Saturday, December 18, 2010

"Tighten Up" by the Black Keys

I missed this video when it came out this summer. Maybe my favorite music video all year.

Saturday, December 4, 2010

Neo-cons misinterpret Tina Fey, take Fey to task for misinterpreting Mark Twain

Tina Fey, accepting the Mark Twain Prize:
I hope that, like Mark Twain, a hundred years from now people will see my work and think, "Wow, that is actually pretty racist."
 Pretty funny, right? Wrong! say the neo-conservative pundits.

Aaron Goldstein in The American Spectator:
Well, what do you know? Tina Fey still isn't funny.
Philip Terzian in The Weekly Standard:
You can say a lot of things about Mark Twain, and a lot of critical things, but calling his writings racist is plain ignorance. Which, considering Tina Fey’s cerebral reputation, and the glittering credentials of her Kennedy Center audience, makes her joke -- and the attendant laughter and self-congratulatory applause -- more depressing than anything Mark Twain ever wrote or said.
The Spectator blog is pretty easy to absorb and dismiss, so I'll get that out of the way first. Goldstein, one of those post-9/11 neo-conservatives, was naturally too busy "watching Sarah Palin on TLC" to bother with the Mark Twain Prize.

The "still not funny" comment refers to a blog he wrote back in June after the Kennedy Center announced that Fey would win the Mark Twain Prize. It's worth a perusal, if only for his delusional idea of Palin as a good sport and his hilarious list of comics better than Fey. Who did Goldstein prefer? Bill Cosby. Carol Burnett. Robin Williams. Thank you, sir, for pointing out three of the funniest comedians of the Johnny Carson era. Perhaps next you can explain how Tina Fey just doesn't match up to the high standards of Groucho Marx or Charlie Chaplin or, hell, Mark Twain.

Goldstein's bah-humbuggery, by the way, immediately reminded me of Jarem--one of those amazing, random, non-recurring 30 Rock characters.

---

I have a bit more to say about Philip Terzian's comments in the Weekly Standard. While Goldstein's harumphing can be lightly dismissed with an eye-roll, Terzian's assumption and claim that Fey calls Twain's works racist bears a little more scrutiny.

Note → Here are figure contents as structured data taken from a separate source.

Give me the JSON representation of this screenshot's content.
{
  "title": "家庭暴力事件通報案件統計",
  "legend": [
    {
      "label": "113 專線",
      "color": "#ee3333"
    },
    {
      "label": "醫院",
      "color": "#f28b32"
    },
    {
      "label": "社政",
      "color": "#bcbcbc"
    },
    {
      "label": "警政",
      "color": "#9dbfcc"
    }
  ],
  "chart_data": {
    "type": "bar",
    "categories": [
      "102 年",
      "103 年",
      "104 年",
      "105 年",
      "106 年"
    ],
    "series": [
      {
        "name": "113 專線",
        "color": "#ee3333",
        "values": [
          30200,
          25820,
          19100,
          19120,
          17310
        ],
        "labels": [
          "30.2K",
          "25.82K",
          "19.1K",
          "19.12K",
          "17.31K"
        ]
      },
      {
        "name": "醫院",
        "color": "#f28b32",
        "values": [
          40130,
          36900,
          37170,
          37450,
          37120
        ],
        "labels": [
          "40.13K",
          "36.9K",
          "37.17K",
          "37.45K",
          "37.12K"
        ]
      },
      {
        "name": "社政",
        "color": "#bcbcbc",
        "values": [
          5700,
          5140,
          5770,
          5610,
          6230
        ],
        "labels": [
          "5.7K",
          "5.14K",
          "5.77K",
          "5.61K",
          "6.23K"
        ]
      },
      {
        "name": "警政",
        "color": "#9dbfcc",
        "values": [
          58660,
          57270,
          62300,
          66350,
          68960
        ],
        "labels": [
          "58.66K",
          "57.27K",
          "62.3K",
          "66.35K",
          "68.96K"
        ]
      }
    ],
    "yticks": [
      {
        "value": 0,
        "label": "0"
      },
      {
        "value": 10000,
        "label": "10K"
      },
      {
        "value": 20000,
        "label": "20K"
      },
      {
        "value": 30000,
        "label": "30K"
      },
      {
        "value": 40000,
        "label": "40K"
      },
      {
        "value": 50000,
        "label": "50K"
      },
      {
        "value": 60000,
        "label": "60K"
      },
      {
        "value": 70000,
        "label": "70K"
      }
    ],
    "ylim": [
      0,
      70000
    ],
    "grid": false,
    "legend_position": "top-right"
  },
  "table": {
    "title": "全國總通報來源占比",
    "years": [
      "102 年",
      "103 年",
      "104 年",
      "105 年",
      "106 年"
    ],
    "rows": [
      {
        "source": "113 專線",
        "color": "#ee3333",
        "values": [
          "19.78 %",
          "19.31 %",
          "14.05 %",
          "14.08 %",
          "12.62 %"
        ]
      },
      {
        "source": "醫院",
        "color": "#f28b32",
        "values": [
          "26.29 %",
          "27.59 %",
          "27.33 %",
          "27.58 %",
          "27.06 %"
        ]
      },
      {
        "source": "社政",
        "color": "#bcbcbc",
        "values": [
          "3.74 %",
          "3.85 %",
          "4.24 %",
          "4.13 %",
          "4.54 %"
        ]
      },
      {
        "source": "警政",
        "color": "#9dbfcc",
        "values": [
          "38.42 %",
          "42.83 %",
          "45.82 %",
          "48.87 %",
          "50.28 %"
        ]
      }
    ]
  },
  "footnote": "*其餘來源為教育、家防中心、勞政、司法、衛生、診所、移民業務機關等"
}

By way of disclaimer: Bear in mind that such scrutiny involves taking Fey's joke too seriously, but I want to show how, even if, like Terzian, you are inclined to treat the joke with all the seriousness of an audience at a White House Correspondents Dinner, Terzian's conclusion remains dead wrong.

On a technical level it's simply not true. She doesn't call his writing racist. She suggests that now, a hundred years on, people read his stuff and say, "Wow, that is actually pretty racist." And what do you know?

"Technicality!" the neo-cons shout. "Side-stepping the issue!" because obviously she's implying that his writing are racist. She's not. Because Terzian completely fails to understand what Fey's joke is saying and implying, he tears into Fey for failing to understand Twain's writing. Which is, I do believe, truly ironic.

[I think that's ironic, right? Speaking of which, check out Twain's "ironic" mustache. What a hipster!]

Three notes:

1. If Tina Fey is calling Twain's writing racist, she's calling her own work racist too. [Here you might say that it's a joke. Good point. Since you understand that it's a joke and not to be taken too seriously, why are you still reading? You can't arbitrarily decide she's joking about her own work being racist but serious about Twain's work being racist. You should have stopped reading after the disclaimer.]

2. If she's calling Twain's work racist, she's implying that whatever anyone calls racist is racist. And if Tina Fey thought that, she certainly wouldn't be making the show she is making.
 
3. If Terzian actually watched Tina Fey's work outside of her ubiquitous Palin impersonations, he might not have misunderstood Fey. Rather than accusing Twain of racism, Fey actually made an ambitious statement about her work's interaction and engagement with racism. He might see that her comment is not the back-handed compliment it seems at first but is instead a nod to Twain's legacy.

30 Rock (which I'll take here as the high point of Fey's work) often portrays stereotypes about race in ways that are funny and slightly uncomfortable. The scenes on race offer a look into our society's foibles and weaknesses. Tina Fey plays with racial assumptions, and she rarely, if ever, gives her audience the relief of immediately dismissing or destroying the stereotypes. By embodying our cultural preconceptions about race, she is--in a healthy and generally hilarious way--engaging in a racist dialogue. That she does so without the acceptable Dead Serious Face opens her up to charges of racism from small minds.

Consider: if we today have problems discerning whether 30 Rock is racist, imagine how much more difficult this would be in a century. When people with inevitably different perspectives from another culture with it's own constructions of race and society attempts to parse commentary, humor, and racism within 30 Rock, some of them are likely to think, wrongly, "Wow, that is actually pretty racist." And if, in one hundred years, that discussion actually is occurring, Tina Fey's work and legacy will have approached Mark Twain's.